古来より修行の場であった高尾山の中腹に建てられた寺院。随所に立つ天狗の像や、アジアの寺院の趣を感じる仏舎利塔など見どころはたくさん。寺院でありながらも鳥居や神社建築が建てられているのですが、その理由とは・・・?
登山道にある寺院
数多くの登山コースが用意されている高尾山。その中でも最もメジャーな1号路を進んで行くと、高尾山薬王院の境内を通り抜けます。
聖武天皇の勅令を受け、天平16年(744年)に行基によって開山されたという長い歴史を持ちます。
正式名称は「高尾山薬王院有喜寺」。創建当初、薬師如来をご本尊としていたため薬王院という名で呼ばれるようになりました。現在は真言宗智山派の寺院となっており、「成田山新勝寺」「川崎大師平間寺」と並び、三大本山として知られております。
今でこそレジャーのイメージがある高尾山登山ですが、昔は登山=高尾山薬王院への参拝を意味していました。現在の1号路も、もともとは薬王院の参道であったのです。
参拝者も登山者もこの百八段階段を越えていきます。
歴史を感じる伽藍
木造で趣ある山門。門の四隅には四天王像が安置されています。総ヒノキ造りのため、辺りには良い香りが立ち込めていました。
続いて仁王門。朱塗りの鮮やかな門で、口を開けた阿形と閉じた吽形の金剛力士像が睨みをきかせています。建立について正確な記録は残っていませんが、江戸中期頃の建築と考えられています。
薬師如来と飯縄権現を祀る御本堂。精巧な木彫りの彫刻が目を引きます。堂内では法要が行われているようで、「ブオォォ」という法螺貝の音色が辺りに響き渡りました。
エスニックな仏舎利塔
百八段階段を登った先には、仏舎利塔への道があります。参拝後に山頂へと向かう場合は、先に訪問しておくのがおすすめ。
入口には、三密の道と刻まれた苦抜けの門が。この三密というのは、「密集・密接・密室」のことではなく、真言宗に伝わる身密(しんみつ)、口密(くみつ)、意密(いみつ)のこと。
登った先には、タイより寄贈された仏舎利を祀る仏舎利塔。異国情緒あふれる白亜の塔は、木々に包まれて神秘的な姿を見せます。
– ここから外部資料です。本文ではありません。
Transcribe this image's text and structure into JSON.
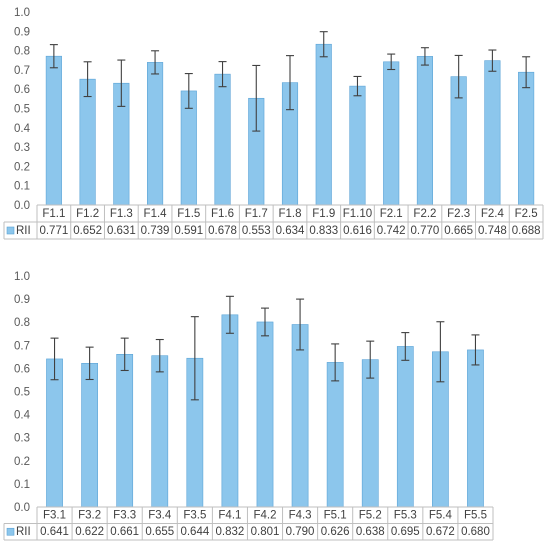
{
  "chart_data": [
    {
      "type": "bar",
      "categories": [
        "F1.1",
        "F1.2",
        "F1.3",
        "F1.4",
        "F1.5",
        "F1.6",
        "F1.7",
        "F1.8",
        "F1.9",
        "F1.10",
        "F2.1",
        "F2.2",
        "F2.3",
        "F2.4",
        "F2.5"
      ],
      "series": [
        {
          "name": "RII",
          "values": [
            0.771,
            0.652,
            0.631,
            0.739,
            0.591,
            0.678,
            0.553,
            0.634,
            0.833,
            0.616,
            0.742,
            0.77,
            0.665,
            0.748,
            0.688
          ],
          "value_labels": [
            "0.771",
            "0.652",
            "0.631",
            "0.739",
            "0.591",
            "0.678",
            "0.553",
            "0.634",
            "0.833",
            "0.616",
            "0.742",
            "0.770",
            "0.665",
            "0.748",
            "0.688"
          ],
          "error": [
            0.06,
            0.09,
            0.12,
            0.06,
            0.09,
            0.065,
            0.17,
            0.14,
            0.065,
            0.05,
            0.04,
            0.045,
            0.11,
            0.055,
            0.08
          ]
        }
      ],
      "ylim": [
        0,
        1.0
      ],
      "yticks": [
        "0.0",
        "0.1",
        "0.2",
        "0.3",
        "0.4",
        "0.5",
        "0.6",
        "0.7",
        "0.8",
        "0.9",
        "1.0"
      ],
      "grid": false,
      "legend": "data-table-left",
      "colors": {
        "bar": "#8cc6ec",
        "bar_edge": "#5ba3d6",
        "error": "#404040",
        "axis": "#bfbfbf"
      }
    },
    {
      "type": "bar",
      "categories": [
        "F3.1",
        "F3.2",
        "F3.3",
        "F3.4",
        "F3.5",
        "F4.1",
        "F4.2",
        "F4.3",
        "F5.1",
        "F5.2",
        "F5.3",
        "F5.4",
        "F5.5"
      ],
      "series": [
        {
          "name": "RII",
          "values": [
            0.641,
            0.622,
            0.661,
            0.655,
            0.644,
            0.832,
            0.801,
            0.79,
            0.626,
            0.638,
            0.695,
            0.672,
            0.68
          ],
          "value_labels": [
            "0.641",
            "0.622",
            "0.661",
            "0.655",
            "0.644",
            "0.832",
            "0.801",
            "0.790",
            "0.626",
            "0.638",
            "0.695",
            "0.672",
            "0.680"
          ],
          "error": [
            0.09,
            0.07,
            0.07,
            0.07,
            0.18,
            0.08,
            0.06,
            0.11,
            0.08,
            0.08,
            0.06,
            0.13,
            0.065
          ]
        }
      ],
      "ylim": [
        0,
        1.0
      ],
      "yticks": [
        "0.0",
        "0.1",
        "0.2",
        "0.3",
        "0.4",
        "0.5",
        "0.6",
        "0.7",
        "0.8",
        "0.9",
        "1.0"
      ],
      "grid": false,
      "legend": "data-table-left",
      "colors": {
        "bar": "#8cc6ec",
        "bar_edge": "#5ba3d6",
        "error": "#404040",
        "axis": "#bfbfbf"
      }
    }
  ]
}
仏舎利塔の周囲には石仏がずらりと並んでおり、百観音御砂踏霊場となっています。西国三十三観音、秩父四十四観音、坂東三十三観音が続いており、合わせて100となります。
天狗と飯縄大権現
境内を歩いていると、目に付くのはたくさんの天狗の姿。いずれも翼を広げた姿で描かれており、とってもカッコ良い。
よく見ると、天狗の顔は2種類あります。写真左のくちばしがある方は小天狗、立派な鼻を持っているのが大天狗。小天狗は別名「烏(からす)天狗」で剣術に長けており、大天狗は「鼻高天狗」とも呼ばれ大団扇を振りかざし様々な奇跡を起こすことができるそう。
なぜ天狗がいるのかといいますと、天狗は御本尊である飯縄(いいづな)大権現の眷属(=従者)であるため。稲荷神社に狐がいるのとほぼ同じ理由です。
仏舎利塔の前には、両サイドに天狗を携えた迫力ある飯縄大権現の像も建てられています。かつては戦勝の神として、上杉謙信や武田信玄にも信仰されていた神様です。
お寺なのに神社?
御本堂からさらに石段を登った先には、御本社こと権現堂があります。御本堂とは打って変わって色鮮やかな建築で、極彩色の彫刻もひときわ目立っています。
寺院なのに御本社という言葉が出てくることに違和感を感じた方は鋭い!この権現堂は、権現造りの神社建築。写真では見切れていますが、朱塗りの立派な鳥居も建てられています。
江戸時代以前、日本では神道と仏教は習合しており、同一視されているケースが多く存在していました。特に山岳信仰ではその傾向はとても顕著。渾然一体となった独自の信仰が広まっていました。
明治時代になると神仏分離令が施行され、政府主導のもと神道と仏教は分離されていきます。多くの山岳信仰の霊場では、仏像や仏具を取り払い、神社としての道を歩むことを選びますが、この高尾山薬王院は仏教寺院であることを選択。
多くの鳥居は撤去されましたが、この権現堂をはじめ、境内随所には神仏習合の名残が多く残されています。参拝に訪れた際には、そんなところに着目して境内を散策してみると、新しい発見に出会えるかもしれませんね。